My H just told me he has an 8 year old done from an affair he had 8 years ago..kept it a secret for 8 years. now is involved with someone else for the past 1 1/2 years...has some MLC tendencies...I love him so much and want to work this out...but how..I've been with him for 30 years but he doesnt seem to care...any advice would be greatly appreciated...
Treese
Treese
H 49 M 45 D 23, D17, S12 M 25 T 31 01/07 OW H at my door w/proof Bomb ILYBINILWY 06/07 Sep 01/08 headed for the greener grass, Mar08.B#2H has child who is 9 11/08 pos.paternity
NIce to see you're still hanging in there Fish. I think of you and always hope you are doing well.
Life goes on ok for me to.........adjusting to H being back almost a year now. It's had ups and downs to say the least but we're still here. one day at a time.
so good to hear from you.
brue
I'm alive, I'm happy - why shouldn't I tell the world I've got my head screwed back on just fine. Life is good for the Brue!
Jack, Brue, Fig, Lis---thank you all so much for the Hello's!!!
Treese, I replied on your thread :-)
I always enjoy checking back in on you all! I'll never forget how much this place and and all of you helped me in what was surely one of the lowest points of my life.
Almost six months since I've checked in. It's funny how it just strikes me sometimes, that I should just type "divorcebusting" in the browser and see what's up.
I didn't do that this time though - I haven't read any posts, just jumped right here to post mine.
Yes, still together, still getting better!
I still have my days, Lord Knows!, where I want to freakin' ring his neck! I guess that will never change. But we are getting along so much better.

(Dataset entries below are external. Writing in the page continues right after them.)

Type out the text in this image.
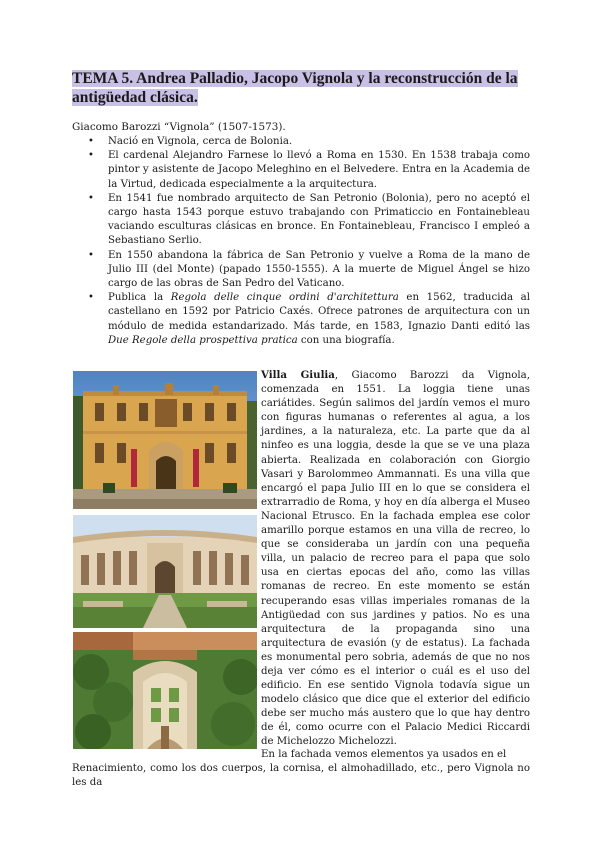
TEMA 5. Andrea Palladio, Jacopo Vignola y la reconstrucción de la antigüedad clásica.
Giacomo Barozzi “Vignola” (1507-1573).
• Nació en Vignola, cerca de Bolonia.
• El cardenal Alejandro Farnese lo llevó a Roma en 1530. En 1538 trabaja como pintor y asistente de Jacopo Meleghino en el Belvedere. Entra en la Academia de la Virtud, dedicada especialmente a la arquitectura.
• En 1541 fue nombrado arquitecto de San Petronio (Bolonia), pero no aceptó el cargo hasta 1543 porque estuvo trabajando con Primaticcio en Fontainebleau vaciando esculturas clásicas en bronce. En Fontainebleau, Francisco I empleó a Sebastiano Serlio.
• En 1550 abandona la fábrica de San Petronio y vuelve a Roma de la mano de Julio III (del Monte) (papado 1550-1555). A la muerte de Miguel Ángel se hizo cargo de las obras de San Pedro del Vaticano.
• Publica la Regola delle cinque ordini d'architettura en 1562, traducida al castellano en 1592 por Patricio Caxés. Ofrece patrones de arquitectura con un módulo de medida estandarizado. Más tarde, en 1583, Ignazio Danti editó las Due Regole della prospettiva pratica con una biografía.
Villa Giulia, Giacomo Barozzi da Vignola, comenzada en 1551. La loggia tiene unas cariátides. Según salimos del jardín vemos el muro con figuras humanas o referentes al agua, a los jardines, a la naturaleza, etc. La parte que da al ninfeo es una loggia, desde la que se ve una plaza abierta. Realizada en colaboración con Giorgio Vasari y Barolommeo Ammannati. Es una villa que encargó el papa Julio III en lo que se considera el extrarradio de Roma, y hoy en día alberga el Museo Nacional Etrusco. En la fachada emplea ese color amarillo porque estamos en una villa de recreo, lo que se consideraba un jardín con una pequeña villa, un palacio de recreo para el papa que solo usa en ciertas epocas del año, como las villas romanas de recreo. En este momento se están recuperando esas villas imperiales romanas de la Antigüedad con sus jardines y patios. No es una arquitectura de la propaganda sino una arquitectura de evasión (y de estatus). La fachada es monumental pero sobria, además de que no nos deja ver cómo es el interior o cuál es el uso del edificio. En ese sentido Vignola todavía sigue un modelo clásico que dice que el exterior del edificio debe ser mucho más austero que lo que hay dentro de él, como ocurre con el Palacio Medici Riccardi de Michelozzo Michelozzi.
En la fachada vemos elementos ya usados en el
Renacimiento, como los dos cuerpos, la cornisa, el almohadillado, etc., pero Vignola no les da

We had a big fight early in the year - I think it was somewhere between my January appearance and my April appearance. It didn't seem like that big of a deal back then because it was still kind of 'normal'. But I've realized lately that it was the last really big fight. It happened in front of a friend of mine that stayed right here, watching every second unfold, and in truth, making it all much worse. It put a strain on our friendship, and we are not nearly as close as we used to be. But her ex has recently come back, and they seem to be making some progress, even though we are distant enough that I don't know details. It has made me reflect, and realize that since she has been out of our intimate lives, H & I have not had that kind of problem again. Wow. More than six months with no "you'll see when I leave your a$$" kind of fight!
We've also had much more association with some of his friends in the last few months - friends he kept me away from after everything hit the fan. It has gone well. And I will take some of the credit. In one of the first get togethers, one of the wives in the crowd brought up OW in gossipy fashion (mean to her, not me), and I just said "let's not go there," and we didn't.
I tread a really fine line in real life, as a leader of a divorce support group. I want to give hope, but have to be careful not to give it where it is not appropriate. Some of you may remember I left my first husband. I think I even admitted somewhere along the line being the "other woman" (I thought he was separated - he was living out of town from his wife and it was several months before I realized it wasn't over for them). I guess I come back here because I know there are more people who are really trying, who really want to give their spouse the benefit of the doubt. In my divorce group most are past that point. I want to encourage, but I don't want to judge or blame.
Just search for my threads in the archives. I probably won't ever post in the success thread. It's an ongoing process. I'll just keep coming back here, hoping to run into friends, hoping to inspire newbies. Success is a process. I'm telling you, even if something worse happens to my marriage, I've found success in this process of trying to make it work.